Caffeine is a drug that can be produced artificially or found naturally in certain seeds and plant leaves, according to the Nemours Teens Health website. The substance is commonly found in foods and drinks like chocolate, tea, coffee, energy drinks, colas and other sodas. Caffeine is a central nervous system stimulator that can make you alert and sometimes improve your mood, with its effects lasting for up to 6 hours.
Depression is a mental illness characterized by sadness, hopelessness, irritability, lack of energy, sleep problems, restlessness, increased or decreased appetite and problems concentrating, according to the Help Guide mental health website. This problem is treated in a variety of ways, such as support groups, therapy and medication, depending on its severity. Depression medications are prescribed by physicians, but you can self-medicate with caffeine because of its mood elevating effects and easy availability in common beverages. Self-medication with caffeine or other drugs is potentially dangerous, according to PubMed Health, because depression raises your risk of developing drug and alcohol addiction.

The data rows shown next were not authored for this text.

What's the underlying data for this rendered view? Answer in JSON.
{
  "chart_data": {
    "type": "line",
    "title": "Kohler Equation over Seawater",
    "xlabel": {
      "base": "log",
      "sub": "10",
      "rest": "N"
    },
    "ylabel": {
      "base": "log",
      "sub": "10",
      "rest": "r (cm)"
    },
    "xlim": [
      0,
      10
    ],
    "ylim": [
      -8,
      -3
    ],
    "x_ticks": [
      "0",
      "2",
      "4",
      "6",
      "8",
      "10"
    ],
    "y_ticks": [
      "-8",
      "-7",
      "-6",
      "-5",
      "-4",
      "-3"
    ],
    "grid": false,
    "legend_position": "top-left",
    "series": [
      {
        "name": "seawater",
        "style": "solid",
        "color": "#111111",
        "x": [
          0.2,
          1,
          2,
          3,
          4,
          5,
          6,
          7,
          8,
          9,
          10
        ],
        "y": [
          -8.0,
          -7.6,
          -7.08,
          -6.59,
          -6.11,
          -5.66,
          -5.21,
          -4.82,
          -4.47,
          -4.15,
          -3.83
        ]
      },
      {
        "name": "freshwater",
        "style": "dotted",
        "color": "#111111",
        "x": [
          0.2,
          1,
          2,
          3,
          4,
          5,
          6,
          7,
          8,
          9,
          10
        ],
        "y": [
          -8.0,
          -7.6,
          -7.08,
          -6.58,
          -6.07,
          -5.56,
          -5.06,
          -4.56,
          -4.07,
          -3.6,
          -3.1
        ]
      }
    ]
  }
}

Studies have shown that caffeine causes effects that directly counteract depression symptoms. Depression is often characterized by impaired concentration and a low mood. A 2009 study of 118 young adults at the Cardiff University School of Psychology in the United Kingdom showed that those who chewed gum containing caffeine were more attentive to tasks and had a better mood than those who were given a placebo. The amount of caffeine in the gum was less than 40 milligrams.
Caffeine may worsen depression because of its physical effects, a report from Kansas State University warns. Both depression and caffeine cause problems with falling and staying asleep. Lack of proper rest worsens your depression symptoms, and a 2004 study of sleep-deprived volunteers at the National University of Ireland department of psychology showed that consuming caffeine while fatigued makes your mood deteriorate further. Caffeine causes withdrawal symptoms if you suddenly stop drinking it after consuming it regularly, including exacerbating depression. Cutting out caffeine abruptly also causes depression-like problems, like irritability, and may trigger fatigue and headaches even if you don't have pre-existing mental issues.